若いリーダー層に任せて築く。「物件」ではなく「人」にフォーカスした不動産事業
2019年04月26日 公開
「リーダー会議」「誕生日カード」を通しての成長
――堀口社長は若いリーダー層に、思い切って任せることで育てている、と実感いたしました。意気に感じて頑張る皆さんの成長が楽しみです。
堀口 ただ、そうはいっても完全放任では人財育成になりませんから、リーダー層の成長を促す指導は、きちんとしています。わが社では、毎週月曜日に「リーダー会議」を開催しています。60人ほどのリーダー層の社員が集まり、それぞれの業績や、起きた出来事を確認し合うのです。
「じつは部下にこんな問題があって、こんな指導、言葉がけをしています」とか、「これから新たに事業をやるのですが、この点に悩んでいます」という感じで、発表そのものは1人3分ほどです。それに対して私は、「それはいい」「これ、違うぞ」などとコメントします。具体的な指示を出すというより、考え方や意識を向けるべきポイントについて、方向性をアドバイスする感じです。
リーマン・ショック前までは、リーダー層の人たちでも、私の意見を聞いてそのまま動くというケースが多かったと思います。しかしいまは皆が自ら考え、「社長、これでいいですか」と、確認をとるレベルになってきているので、嬉しいですね。
もちろん、不安を抱えた社員から「どうでしょう」と聞かれれば、「びしっ」と答えるときもありますが。
――ほかにされていることはありますか?
堀口 もう一つ、「誕生日カード」の作成ということを通して、リーダーの成長を促しています。創業以来20年近く、誕生日に合わせて、私が一人ひとりの社員に500~600字のメッセージを書いていたのですが、3年ほど前から、リーダーにも同じように考えてもらうようにしました。

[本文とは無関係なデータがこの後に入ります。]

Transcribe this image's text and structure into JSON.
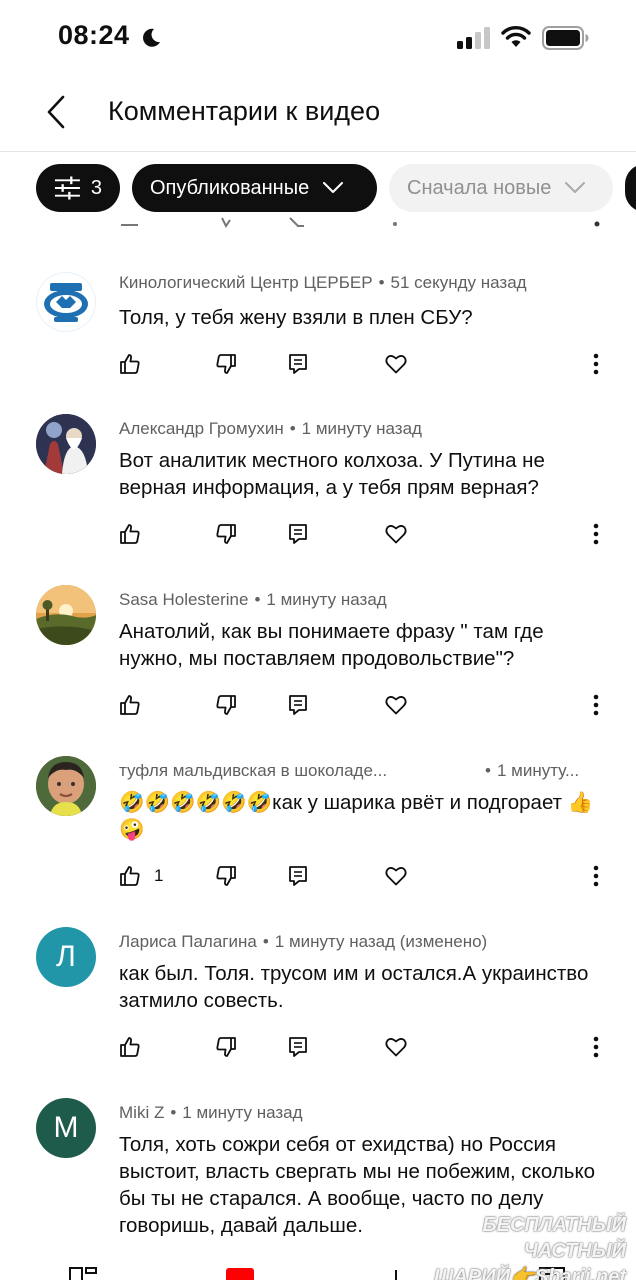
{
  "status_bar": {
    "time": "08:24"
  },
  "header": {
    "title": "Комментарии к видео"
  },
  "filters": {
    "count": "3",
    "published_label": "Опубликованные",
    "sort_label": "Сначала новые"
  },
  "comments": [
    {
      "author": "Кинологический Центр ЦЕРБЕР",
      "time": "51 секунду назад",
      "text": "Толя, у тебя жену взяли в плен СБУ?",
      "likes": "",
      "avatar": "logo",
      "avatar_color": "#1f6fb3"
    },
    {
      "author": "Александр Громухин",
      "time": "1 минуту назад",
      "text": "Вот аналитик местного колхоза. У Путина не верная информация, а у тебя прям верная?",
      "likes": "",
      "avatar": "photo",
      "avatar_color": "#3a3f5c"
    },
    {
      "author": "Sasa Holesterine",
      "time": "1 минуту назад",
      "text": "Анатолий, как вы понимаете фразу \" там где нужно, мы поставляем продовольствие\"?",
      "likes": "",
      "avatar": "photo",
      "avatar_color": "#b7843a"
    },
    {
      "author": "туфля мальдивская в шоколаде...",
      "time": "1 минуту...",
      "text": "🤣🤣🤣🤣🤣🤣как у шарика рвёт и подгорает 👍🤪",
      "likes": "1",
      "avatar": "photo",
      "avatar_color": "#6b4f3a"
    },
    {
      "author": "Лариса Палагина",
      "time": "1 минуту назад (изменено)",
      "text": "как был. Толя.  трусом им и остался.А украинство затмило совесть.",
      "likes": "",
      "avatar": "letter",
      "avatar_letter": "Л",
      "avatar_color": "#2196a8"
    },
    {
      "author": "Miki Z",
      "time": "1 минуту назад",
      "text": "Толя, хоть сожри себя от ехидства) но Россия выстоит, власть свергать мы не побежим, сколько бы ты не старался. А вообще, часто по делу говоришь, давай дальше.",
      "likes": "",
      "avatar": "letter",
      "avatar_letter": "M",
      "avatar_color": "#1e5b4b"
    }
  ],
  "watermark": {
    "line1": "БЕСПЛАТНЫЙ ЧАСТНЫЙ",
    "line2": "ШАРИЙ👉Sharij.net"
  }
}
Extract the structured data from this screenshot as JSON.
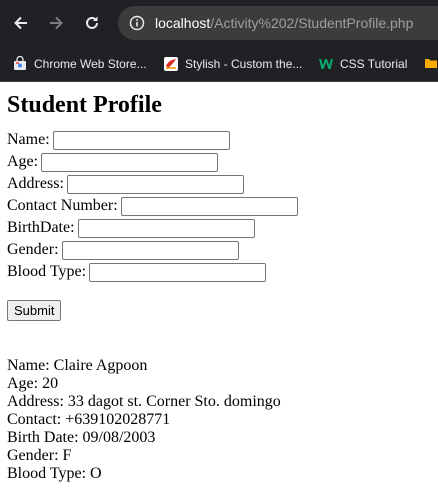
{
  "browser": {
    "url_host": "localhost",
    "url_path": "/Activity%202/StudentProfile.php",
    "bookmarks": [
      {
        "label": "Chrome Web Store...",
        "icon": "chrome-web-store-icon"
      },
      {
        "label": "Stylish - Custom the...",
        "icon": "stylish-icon"
      },
      {
        "label": "CSS Tutorial",
        "icon": "w3schools-icon"
      }
    ]
  },
  "page": {
    "title": "Student Profile",
    "form": {
      "fields": [
        {
          "label": "Name:",
          "value": ""
        },
        {
          "label": "Age:",
          "value": ""
        },
        {
          "label": "Address:",
          "value": ""
        },
        {
          "label": "Contact Number:",
          "value": ""
        },
        {
          "label": "BirthDate:",
          "value": ""
        },
        {
          "label": "Gender:",
          "value": ""
        },
        {
          "label": "Blood Type:",
          "value": ""
        }
      ],
      "submit_label": "Submit"
    },
    "output": [
      "Name: Claire Agpoon",
      "Age: 20",
      "Address: 33 dagot st. Corner Sto. domingo",
      "Contact: +639102028771",
      "Birth Date: 09/08/2003",
      "Gender: F",
      "Blood Type: O"
    ]
  }
}
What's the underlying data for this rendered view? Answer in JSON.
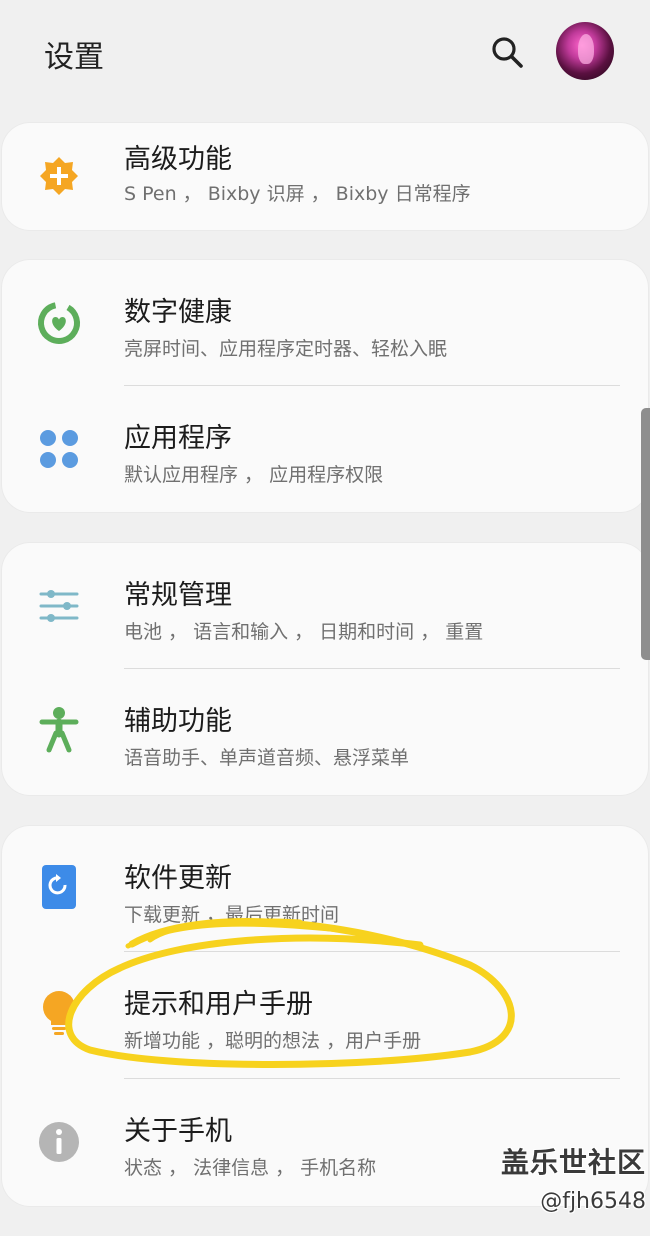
{
  "header": {
    "title": "设置",
    "search_icon": "search-icon",
    "avatar": "profile-avatar"
  },
  "groups": [
    {
      "items": [
        {
          "title": "高级功能",
          "subtitle": "S Pen ， Bixby 识屏 ， Bixby 日常程序",
          "icon": "puzzle-plus-icon",
          "icon_color": "#F5A623"
        }
      ]
    },
    {
      "items": [
        {
          "title": "数字健康",
          "subtitle": "亮屏时间、应用程序定时器、轻松入眠",
          "icon": "digital-wellbeing-icon",
          "icon_color": "#5DAE5B"
        },
        {
          "title": "应用程序",
          "subtitle": "默认应用程序 ， 应用程序权限",
          "icon": "apps-grid-icon",
          "icon_color": "#5B9BE0"
        }
      ]
    },
    {
      "items": [
        {
          "title": "常规管理",
          "subtitle": "电池 ， 语言和输入 ， 日期和时间 ， 重置",
          "icon": "sliders-icon",
          "icon_color": "#7FB8C8"
        },
        {
          "title": "辅助功能",
          "subtitle": "语音助手、单声道音频、悬浮菜单",
          "icon": "accessibility-icon",
          "icon_color": "#5DAE5B"
        }
      ]
    },
    {
      "items": [
        {
          "title": "软件更新",
          "subtitle": "下载更新 ，最后更新时间",
          "icon": "software-update-icon",
          "icon_color": "#3D8BE8"
        },
        {
          "title": "提示和用户手册",
          "subtitle": "新增功能 ，聪明的想法 ，用户手册",
          "icon": "lightbulb-icon",
          "icon_color": "#F5A623"
        },
        {
          "title": "关于手机",
          "subtitle": "状态 ， 法律信息 ， 手机名称",
          "icon": "info-icon",
          "icon_color": "#B5B5B5"
        }
      ]
    }
  ],
  "annotation": {
    "highlight_color": "#F7D21E"
  },
  "watermark": {
    "brand": "盖乐世社区",
    "user": "@fjh6548"
  }
}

それに際して、「褒めることが8割、残り2割は課題を指摘」とアドバイスをしたのですが、けっこう皆、四苦八苦しているようです。最終的には私が、リーダー層の皆が書いたメッセージも参考にしながら作成していますが、その内容から各リーダーの成長度合いもわかります。
リーダーに必要な資質として、「決断力が重要」とよく言われますが、その前に「観察力」がないとだめだと、私は思います。褒めたり、課題を指摘したりする上で、部下の行動や発想を細かく観察する必要があるのです。そのうえで、部下への声の掛け方や導き方を考え、実行することで、心を掴めるようになります。
――リーダーとして持たなければならない心構えや価値観と、一般社員の価値観や心構え、何か違いがあるのでしょうか?
堀口 「社員を守る」という私の姿を、代わりに体現する存在であって貰いたいです。わが社の経営理念の最初に出てくる「全従業員を守り」というメッセージを実感できるようになってほしい。そのためには、一般の社員に比べると、厳しく己を律せねばならなくなるでしょう。
また私自身もそうでしたが、「自分が成長しないと部下も成長しない」のです。リーダーは自分自身の姿をつねに顧みて、成長し続けなければなりません。
そもそもわが社は、「一生をかけてどれだけ多くの人に役立たせていただくことができたか」を価値として仕事を行っています。一般の社員のときには、仕事を通してお客様に喜んで頂くことが幸せというレベルでも構いません。
それがリーダーになると、お客様はもちろん、社会への貢献、部下や会社全体を幸せにしていくという意識を持ち、人にもっと役立とうと考えて、心を成長させる必要があるのです。
――どんどん人間性を磨き、徳を高めていかねばならないのですね。
堀口 いや、「ねばならない」ではなく、「こうしたい」「やりたい」という風になるよう、アドバイスしています。「だから、こうしなきゃならんのだぞ」と押し付けるのではなく、「こうしたいと思わないか」「それによって、もっといい世の中にならない?」と問いかけ、たきつけて、自発的に答えを導き出すようにしています。
わが社のリーダーには、内的動機で世の中を明るく照らせるような人間になってほしい、と考えているからです。